Agos'un arşivinden: Üç kuşak Kelebek Korse

Agos arşivinde bugün 'Kelebek Korse' var. İstiklal Caddesi'nin en eski mağazası, 'Borçlar Kanunu' yüzünden kiracısı olduğu mekanı yarın terk ediyor. 2012'de Rita Ender'in başladığı ve sonrasında bir kitaba dönüşen 'Meslekler Mekanlar' yazı dizisinin ilk konuğu Kelebek Korse'ydi. Biz de dükkan sahibi İlya Avramoğlu'yla yapılmış olan bu söyleşiyi tekrar yayımlıyoruz.

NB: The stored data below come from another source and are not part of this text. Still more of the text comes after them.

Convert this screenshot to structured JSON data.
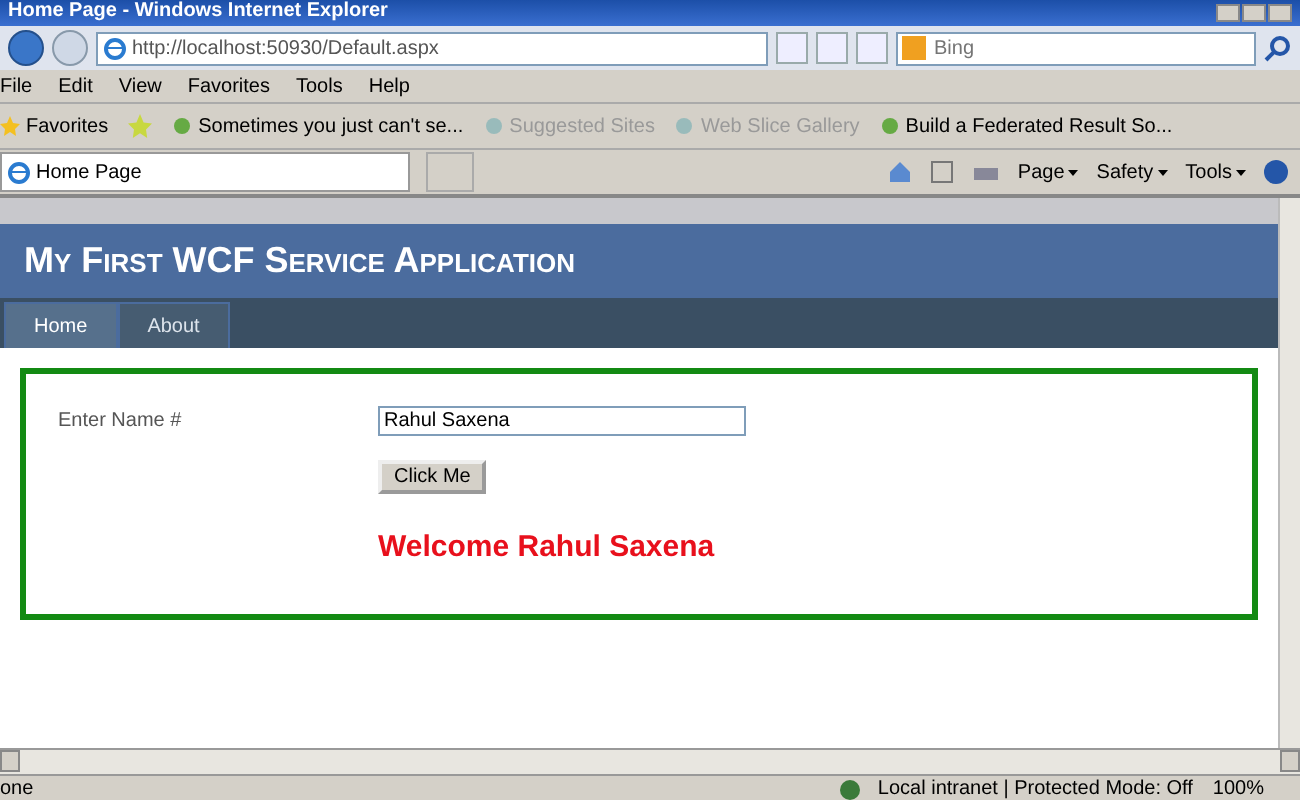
{
  "window": {
    "title": "Home Page - Windows Internet Explorer"
  },
  "address_bar": {
    "url": "http://localhost:50930/Default.aspx",
    "search_placeholder": "Bing"
  },
  "menu": [
    "File",
    "Edit",
    "View",
    "Favorites",
    "Tools",
    "Help"
  ],
  "favorites_bar": {
    "label": "Favorites",
    "items": [
      {
        "label": "Sometimes you just can't se...",
        "disabled": false
      },
      {
        "label": "Suggested Sites",
        "disabled": true
      },
      {
        "label": "Web Slice Gallery",
        "disabled": true
      },
      {
        "label": "Build a Federated Result So...",
        "disabled": false
      }
    ]
  },
  "tab": {
    "label": "Home Page"
  },
  "command_bar": [
    "Page",
    "Safety",
    "Tools"
  ],
  "page": {
    "title": "My First WCF Service Application",
    "nav": [
      {
        "label": "Home",
        "selected": true
      },
      {
        "label": "About",
        "selected": false
      }
    ],
    "form": {
      "label": "Enter Name #",
      "value": "Rahul Saxena",
      "button": "Click Me",
      "message": "Welcome Rahul Saxena"
    }
  },
  "status_bar": {
    "text": "one",
    "zone": "Local intranet | Protected Mode: Off",
    "zoom": "100%"
  }
}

Üç kuşak kadın kelebek Korse'yle inceldi 

‘Meslekler Mekânlar’ yazı dizisi başlıyor. Bu hafta İlya Avramoğlu, Beyoğlu’nun, Kelebek Korse Mağazası’nın ve ‘korseci’ olmanın inceliklerini anlattı. İstiklal Caddesi’ndeki dükkân, Avramoğlu’na dedesinden kalmış; dededen babaya, babadan oğula intikal etmiş.

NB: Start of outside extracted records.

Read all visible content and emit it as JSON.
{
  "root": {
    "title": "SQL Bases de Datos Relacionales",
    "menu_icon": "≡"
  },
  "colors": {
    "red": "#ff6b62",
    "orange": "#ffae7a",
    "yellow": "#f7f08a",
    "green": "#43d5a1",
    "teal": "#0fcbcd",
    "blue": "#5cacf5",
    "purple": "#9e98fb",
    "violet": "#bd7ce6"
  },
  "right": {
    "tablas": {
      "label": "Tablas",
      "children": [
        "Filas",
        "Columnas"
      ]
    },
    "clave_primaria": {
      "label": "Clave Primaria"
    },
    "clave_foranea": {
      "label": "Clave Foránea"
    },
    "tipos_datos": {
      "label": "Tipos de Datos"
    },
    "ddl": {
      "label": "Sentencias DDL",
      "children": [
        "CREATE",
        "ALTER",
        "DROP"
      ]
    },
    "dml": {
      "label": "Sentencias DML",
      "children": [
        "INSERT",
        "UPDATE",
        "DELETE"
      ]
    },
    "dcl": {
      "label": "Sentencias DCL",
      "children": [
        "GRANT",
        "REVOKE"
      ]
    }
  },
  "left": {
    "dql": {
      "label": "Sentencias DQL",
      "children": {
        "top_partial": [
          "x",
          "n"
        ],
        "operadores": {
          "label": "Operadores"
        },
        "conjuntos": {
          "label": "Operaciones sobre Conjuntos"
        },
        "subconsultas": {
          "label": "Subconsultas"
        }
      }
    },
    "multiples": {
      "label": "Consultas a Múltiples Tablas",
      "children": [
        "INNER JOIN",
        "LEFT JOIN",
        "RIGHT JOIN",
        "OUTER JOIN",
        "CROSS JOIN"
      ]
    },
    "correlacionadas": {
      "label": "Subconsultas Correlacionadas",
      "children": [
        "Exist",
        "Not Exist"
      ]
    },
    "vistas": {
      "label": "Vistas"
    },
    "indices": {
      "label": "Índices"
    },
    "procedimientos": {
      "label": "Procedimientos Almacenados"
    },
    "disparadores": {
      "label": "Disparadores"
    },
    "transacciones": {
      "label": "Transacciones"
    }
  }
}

İnsanlar ölür, mekânlar yaşar. İnsanlar unutur, mekânlar hatırlatır. İnsanlar değişir, mekânlar değiştirilir. Ama eğer insanlar mekânların hafızasına saygı duyarsa, işte o zaman her şey canlı kalır. Türkiye’nin hafızası, tüm değişime rağmen sanki en çok Beyoğlu’nda canlı durur, İstiklal Caddesi’nde tazelenir. Bütün hesaplar burada görülür, tüm hak mücadeleleri için buraya gelinir. Öğrenciler de, eşcinseller de, işçiler de, feministler de, milliyetçiler de, polisler de burada bağırır. Yol üstündeki tüm dükkânlar ve sahipleri eyleme katılabilir, ama ‘eylem’de mağdur da edilebilir. Tıpkı, 75 yıldır 433 numarada faaliyet gösteren Kelebek Korse Mağazası’nın başına geldiği gibi.

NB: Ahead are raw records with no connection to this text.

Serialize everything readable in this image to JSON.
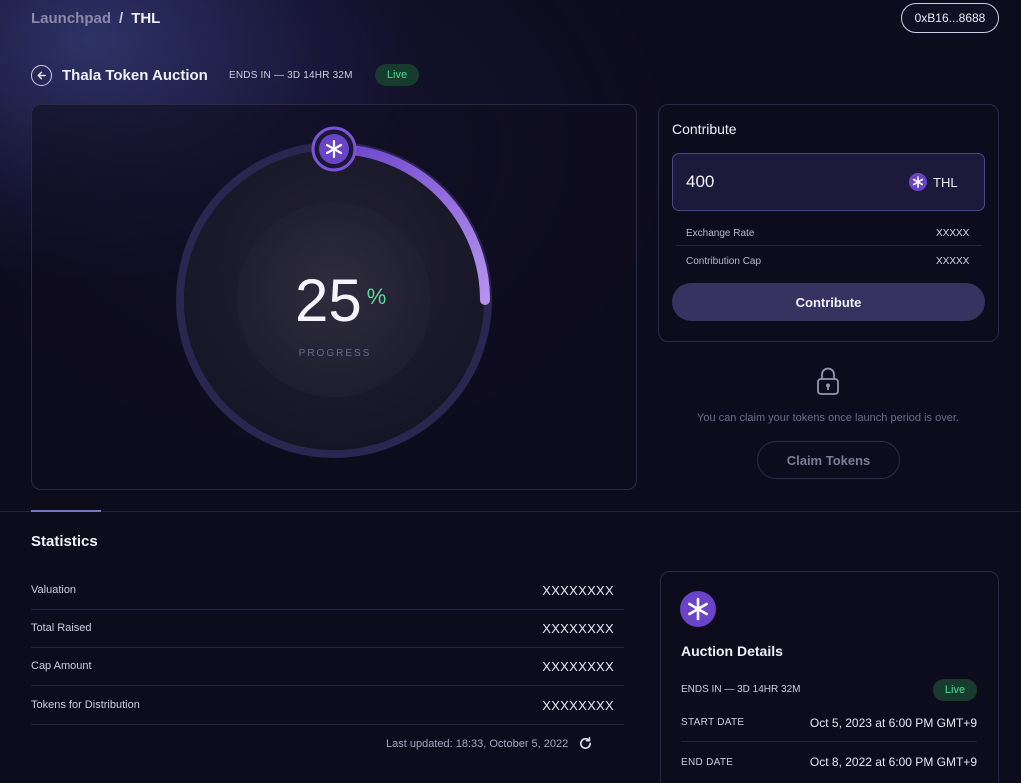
{
  "breadcrumb": {
    "parent": "Launchpad",
    "separator": "/",
    "current": "THL"
  },
  "wallet": {
    "address": "0xB16...8688"
  },
  "header": {
    "title": "Thala Token Auction",
    "ends_in": "ENDS IN — 3D 14HR 32M",
    "status": "Live"
  },
  "progress": {
    "value": "25",
    "unit": "%",
    "label": "PROGRESS",
    "fraction": 0.25
  },
  "contribute": {
    "title": "Contribute",
    "amount": "400",
    "token": "THL",
    "exchange_rate_label": "Exchange Rate",
    "exchange_rate_value": "XXXXX",
    "cap_label": "Contribution Cap",
    "cap_value": "XXXXX",
    "button": "Contribute"
  },
  "claim": {
    "message": "You can claim your tokens once launch period is over.",
    "button": "Claim Tokens"
  },
  "statistics": {
    "title": "Statistics",
    "rows": [
      {
        "label": "Valuation",
        "value": "XXXXXXXX"
      },
      {
        "label": "Total Raised",
        "value": "XXXXXXXX"
      },
      {
        "label": "Cap Amount",
        "value": "XXXXXXXX"
      },
      {
        "label": "Tokens for Distribution",
        "value": "XXXXXXXX"
      }
    ],
    "last_updated": "Last updated: 18:33, October 5, 2022"
  },
  "auction": {
    "title": "Auction Details",
    "ends_in": "ENDS IN — 3D 14HR 32M",
    "status": "Live",
    "start_label": "START DATE",
    "start_value": "Oct 5, 2023 at 6:00 PM GMT+9",
    "end_label": "END DATE",
    "end_value": "Oct 8, 2022 at 6:00 PM GMT+9"
  },
  "colors": {
    "accent": "#8f6ee0",
    "live_green": "#53d99a",
    "button_bg": "#37325f",
    "background": "#0d0c1c"
  },
  "icons": {
    "back": "arrow-left-icon",
    "token": "thala-asterisk-icon",
    "lock": "lock-icon",
    "refresh": "refresh-icon"
  }
}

İstiklal Caddesi’nin 433. numarası, bugünkü sahibi İlya Avramoğlu’na büyükbabasından kalmış; büyükbabadan babaya, babadan oğula intikal etmiş. Fakat mekân üçünde farklı hatıralar bırakmış, çünkü tarihçi Marc Bloch’un söylediği gibi, “İnsanlar babalarından çok zamanlarının çocuklarıdır.”

İlya Avramoğlu, Beyoğlu’nun, Kelebek Korse Mağazası’nın ve ‘korseci’ olmanın inceliklerini anlattı, biz de ona kulak verdik.


•          Bu dükkânın adı neden ‘Kelebek’ Korse?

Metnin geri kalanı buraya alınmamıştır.